Electric Boat welding humidity specification violation
Appears in 2 lectures.
Appearances across the corpus
Newport News bay-doors-closed humidity practice. Navy spec prohibits welding above 80% humidity; shipyards keep doors closed even in temperate weather to control atmospheric moisture exposure.
When you're welding — you're never supposed to weld in a shipyard, part of the Navy spec, if you're above eighty percent humidity. Were you ever in Newport News? How many days did you shut down operations of welding because you were over eighty percent humidity? That proves that they never get above eighty percent humidity in Newport News, right? They have the bay doors over there — in the wintertime, of course, all closed, it's freezing cold outside, and they have a nice comfortable 70 degrees inside, and they have all the doors closed. Why would they open them? They don't want the atmospheric interference happening with what they're doing.

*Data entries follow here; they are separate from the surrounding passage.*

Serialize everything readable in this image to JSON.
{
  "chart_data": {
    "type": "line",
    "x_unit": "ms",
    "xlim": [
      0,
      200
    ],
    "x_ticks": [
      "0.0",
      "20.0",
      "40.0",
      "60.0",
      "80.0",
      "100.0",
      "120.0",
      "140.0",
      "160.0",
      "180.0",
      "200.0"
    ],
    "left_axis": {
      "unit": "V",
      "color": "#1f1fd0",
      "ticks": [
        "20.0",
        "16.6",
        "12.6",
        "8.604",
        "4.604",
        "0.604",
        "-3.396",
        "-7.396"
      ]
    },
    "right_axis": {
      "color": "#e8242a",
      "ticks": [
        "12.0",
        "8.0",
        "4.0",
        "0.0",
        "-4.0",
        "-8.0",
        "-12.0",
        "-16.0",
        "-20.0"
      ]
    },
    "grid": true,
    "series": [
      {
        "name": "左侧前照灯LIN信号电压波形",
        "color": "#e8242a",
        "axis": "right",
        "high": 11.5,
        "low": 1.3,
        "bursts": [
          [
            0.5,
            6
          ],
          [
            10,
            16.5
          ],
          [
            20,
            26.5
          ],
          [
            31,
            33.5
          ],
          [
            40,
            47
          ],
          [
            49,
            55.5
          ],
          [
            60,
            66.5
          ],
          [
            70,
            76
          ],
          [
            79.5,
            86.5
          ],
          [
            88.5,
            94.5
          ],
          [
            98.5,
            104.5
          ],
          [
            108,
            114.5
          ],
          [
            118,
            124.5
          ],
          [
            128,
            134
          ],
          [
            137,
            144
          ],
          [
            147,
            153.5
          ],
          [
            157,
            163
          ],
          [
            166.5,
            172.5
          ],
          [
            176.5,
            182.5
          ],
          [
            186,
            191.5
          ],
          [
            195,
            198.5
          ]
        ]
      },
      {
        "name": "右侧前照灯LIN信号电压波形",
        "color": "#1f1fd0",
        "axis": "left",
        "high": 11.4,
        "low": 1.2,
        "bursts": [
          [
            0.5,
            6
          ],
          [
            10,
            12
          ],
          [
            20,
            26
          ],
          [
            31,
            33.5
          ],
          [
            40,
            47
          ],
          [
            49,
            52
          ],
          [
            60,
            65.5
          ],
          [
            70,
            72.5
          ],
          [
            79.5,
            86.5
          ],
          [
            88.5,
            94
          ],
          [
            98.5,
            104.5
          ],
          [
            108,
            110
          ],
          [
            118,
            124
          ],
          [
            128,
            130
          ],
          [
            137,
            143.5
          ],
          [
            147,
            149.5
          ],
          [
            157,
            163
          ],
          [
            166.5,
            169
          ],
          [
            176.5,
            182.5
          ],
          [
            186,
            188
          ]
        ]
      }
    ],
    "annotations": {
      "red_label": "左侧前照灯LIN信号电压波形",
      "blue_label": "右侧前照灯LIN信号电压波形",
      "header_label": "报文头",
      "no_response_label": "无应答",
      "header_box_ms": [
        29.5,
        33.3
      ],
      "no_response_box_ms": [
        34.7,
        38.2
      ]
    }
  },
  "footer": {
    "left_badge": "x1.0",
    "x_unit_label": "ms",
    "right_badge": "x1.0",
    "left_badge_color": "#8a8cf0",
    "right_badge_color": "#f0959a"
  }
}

One good example of dissolved gases is aluminum alloys and hydrogen. Hydrogen is everywhere. We call it water. There's humidity in the air. If you go down to Electric Boat, you want to keep hydrogen out of your steel welds. NAVSEA has a spec that you cannot weld on days that have more than a certain percent humidity. I don't remember the numbers — they're probably classified anyway. A certain level of humidity and a certain temperature in the air tells you how much moisture is in the air. If you're doing stick-electrode welding, you're going to pick up some of that air, get hydrogen into the steel, and you can get cracking.